Court Opinion

ID: 6901471
Source: CourtListenerOpinion
Date Created: 2022-07-23 21:55:20.62761+00
Date Added: 2024-06-11T16:06:11.268743
License: Public Domain

On Petition for Rehearing.
33. Both parties have petitioned for a rehearing. Plaintiff has questioned the correctness of the ruling made on *449the admissibility of that part of the deposition of John Ritchie touching the relationship of John Morrison to Catherine France. The question propounded to the witness was:
“State what relationship existed between Catherine France and John Morrison, if any, and, if you say they are related, state fully the character of that relationship, and how you know the same.”
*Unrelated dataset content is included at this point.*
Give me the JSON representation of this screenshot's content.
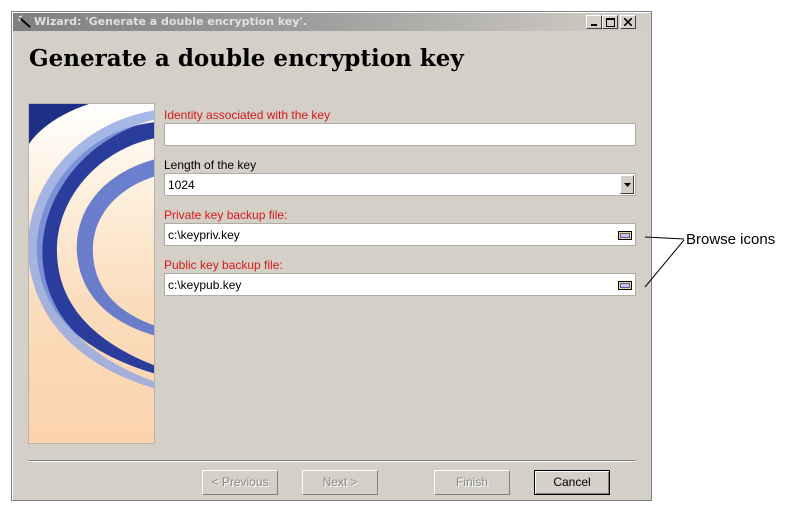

At the submission, by plaintiff, of interrogatories, defendants’ counsel interposed written objections, to the effect that the question was incompetent, irrelevant, and immaterial, and that the witness was not shown to be competent, on the theory that before he could testify it must be shown that he was related to decedent. These objections were renewed at the trial, but were overruled. Afterwards defendants moved to strike out the answer for the same reasons previously assigned, and also because it was not responsive to the question. The response of the witness was:
“John Morrison was Catherine France’s son. I lived in Green Square, where the Morrison’s lived, and it was common knowledge that John Morrison was the son of Catherine France.”
The court struck out.that part of the answer beginning with “it was common knowledge,” etc. The defendant excepted to the refusal of the court to strike out all the answer. We held that the answer indicated the witness was testifying, not from personal knowledge, but from common reputation of the neighborhood, and, for that reason, was not competent. In this we were in error. Common reputation, existing previous to the controversy, is made competent by the statute as evidence of pedigree. Section 718, subd. 11, B. & C. Comp. The whole of the answer in question was admissible for the purpose for which it was offered, and it was error to reject a part of it.
*45034. We have carefully reviewed the record upon the other question raised by plaintiff’s motion, viz., that there' was sufficient evidénce to establish a relationship of McDonald to the Morrison family, by proof of his marriage to a granddaughter of James Morrison. It is claimed that the establishment of this relationship renders competent his declarations as to a tradition having existed in the family, that John Morrison was' the illegitimate son of James Morrison. But we are satisfied that the evidence alluded to in the motion falls short of identifying McDonald’s wife with the Morrison family. Moreover, if it did, still, to render his declarations competent it must also be shown either that declarant was dead, or was absent from the State at the time of the trial (Section 700,4 B. & C. Comp.), neither of which was shown. This constitutes reversible error, and therefore plaintiff’s motion must be denied; but the motion heretofore rendered will be modified in respect to the admissibility of Ritchie’s evidence, and made' to conform to what is now stated upon that question.
The defendant’s motion has also been carefully reviewed by us; but, not finding anything therein not previously considered by us, it will also be denied.
Modified: Reversed: Rehearing Denied.